Raymond and Roger Weill
Roger Weill
Raymond H. Weill
Raymond Weill and his brother, Roger, built one of the world’s most valuable stamp holdings in a tiny French Quarter shop in New Orleans, La., over a 60-year period that ended with the death of Raymond on April 23, 2003.
Mr. Weill and his brother, Roger, sold their collection of hundreds of thousands of stamps for more than $10 million to a London bank in 1989. At the time, the inventory was ‘’the largest and most valuable stock of stamps to come on the market,’’ said Scott Trepel of the Rober A. Siegel auction fi rm in New York City.
Among the brothers’ most noted possessions were three four-stamp blocks of the ‘’Inverted Jenny,’’ the 24-cent airmail stamp on which a biplane was accidentally printed upside down.
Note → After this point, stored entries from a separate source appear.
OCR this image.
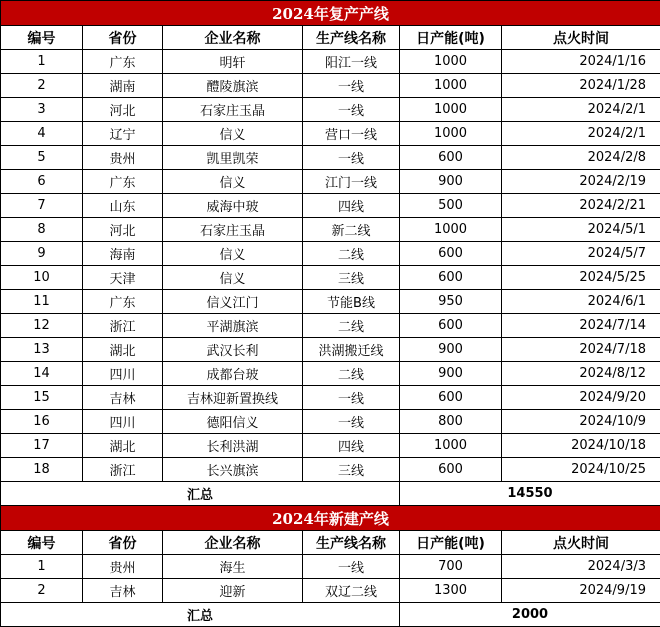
2024年复产产线					
编号	省份	企业名称	生产线名称	日产能(吨)	点火时间
1	广东	明轩	阳江一线	1000	2024/1/16
2	湖南	醴陵旗滨	一线	1000	2024/1/28
3	河北	石家庄玉晶	一线	1000	2024/2/1
4	辽宁	信义	营口一线	1000	2024/2/1
5	贵州	凯里凯荣	一线	600	2024/2/8
6	广东	信义	江门一线	900	2024/2/19
7	山东	威海中玻	四线	500	2024/2/21
8	河北	石家庄玉晶	新二线	1000	2024/5/1
9	海南	信义	二线	600	2024/5/7
10	天津	信义	三线	600	2024/5/25
11	广东	信义江门	节能B线	950	2024/6/1
12	浙江	平湖旗滨	二线	600	2024/7/14
13	湖北	武汉长利	洪湖搬迁线	900	2024/7/18
14	四川	成都台玻	二线	900	2024/8/12
15	吉林	吉林迎新置换线	一线	600	2024/9/20
16	四川	德阳信义	一线	800	2024/10/9
17	湖北	长利洪湖	四线	1000	2024/10/18
18	浙江	长兴旗滨	三线	600	2024/10/25
汇总				14550	
2024年新建产线					
编号	省份	企业名称	生产线名称	日产能(吨)	点火时间
1	贵州	海生	一线	700	2024/3/3
2	吉林	迎新	双辽二线	1300	2024/9/19
汇总				2000	
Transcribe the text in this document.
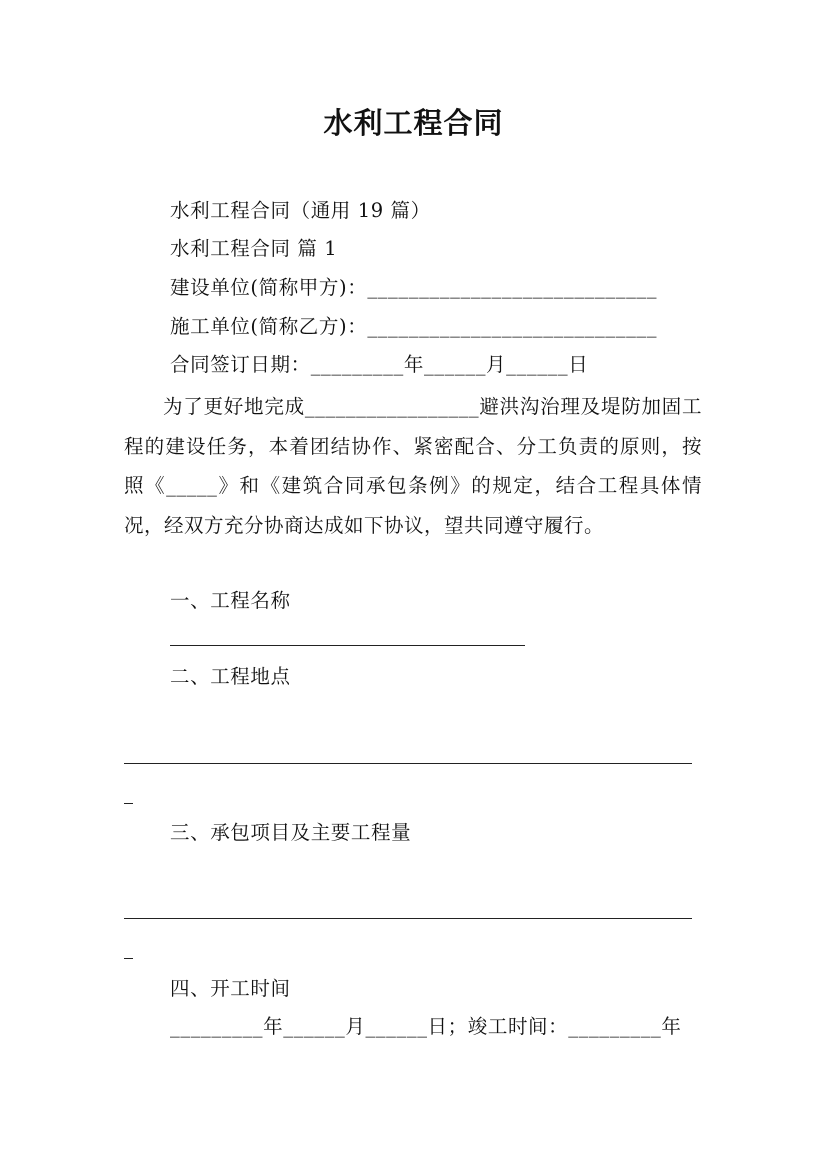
水利工程合同
水利工程合同（通用 19 篇）
水利工程合同 篇 1
建设单位(简称甲方)：____________________________
施工单位(简称乙方)：____________________________
合同签订日期：_________年______月______日
为了更好地完成_________________避洪沟治理及堤防加固工程的建设任务，本着团结协作、紧密配合、分工负责的原则，按照《_____》和《建筑合同承包条例》的规定，结合工程具体情况，经双方充分协商达成如下协议，望共同遵守履行。
一、工程名称
二、工程地点
三、承包项目及主要工程量
四、开工时间
_________年______月______日；竣工时间：_________年
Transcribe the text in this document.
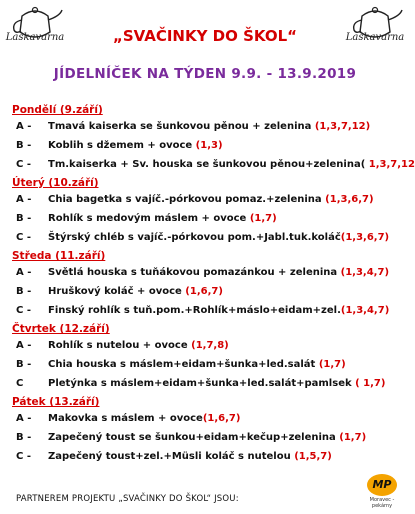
Laskavarna	Laskavarna
„SVAČINKY DO ŠKOL“
JÍDELNÍČEK NA TÝDEN 9.9. - 13.9.2019
Pondělí (9.září)
A - Tmavá kaiserka se šunkovou pěnou + zelenina (1,3,7,12)
B - Koblih s džemem + ovoce (1,3)
C - Tm.kaiserka + Sv. houska se šunkovou pěnou+zelenina( 1,3,7,12
Úterý (10.září)
A - Chia bagetka s vajíč.-pórkovou pomaz.+zelenina (1,3,6,7)
B - Rohlík s medovým máslem + ovoce (1,7)
C - Štýrský chléb s vajíč.-pórkovou pom.+Jabl.tuk.koláč(1,3,6,7)
Středa (11.září)
A - Světlá houska s tuňákovou pomazánkou + zelenina (1,3,4,7)
B - Hruškový koláč + ovoce (1,6,7)
C - Finský rohlík s tuň.pom.+Rohlík+máslo+eidam+zel.(1,3,4,7)
Čtvrtek (12.září)
A - Rohlík s nutelou + ovoce (1,7,8)
B - Chia houska s máslem+eidam+šunka+led.salát (1,7)
C Pletýnka s máslem+eidam+šunka+led.salát+pamlsek ( 1,7)
Pátek (13.září)
A - Makovka s máslem + ovoce(1,6,7)
B - Zapečený toust se šunkou+eidam+kečup+zelenina (1,7)
C - Zapečený toust+zel.+Müsli koláč s nutelou (1,5,7)
PARTNEREM PROJEKTU „SVAČINKY DO ŠKOL“ JSOU:
MP
Moravec - pekárny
One of the blocks was sold at a 1989 auction for $1 million, a record at the time. (Note that in November 2007, a single of the Inverted Jenny sold at a Siegel auction for $972,000—the largest price ever paid for a single of the rarity.)
The brothers also owned two 156-year-old “Post Office” 1-cent stamps from Mauritius, a nation in the Indian Ocean.
Raymond Weill was born in St. Louis but spent most of his life in New Orleans. The son and grandson of stamp collectors, he began selling stamps from his bedroom as a boy to help feed his family, according to a longtime friend, Clyde Jennings.
One of the more delightful aspects of their business was the reception that awaited even the youngest novice stamp collector in their Royal Street shop. Even while selling a world class rarity to a wealthy philatelist at one end of their store, they might also be found simultaneously helping a third grader pick out an album at the other end.
The brothers did some incredible things. For instance, in countless occasions they ran a full color advertisement on the outside back cover of The New Yorker magazine—just to tout their business and promote the hobby of philately.
Behind the scenes, they accomplished much for philately. Their giving to various philatelic organizations and causes was legendary among the dealer community.
The Weill brothers, bachelors who lived together in the French Quarter, went into business in 1932 in a small shop on Royal Street. Roger Weill died in 1991.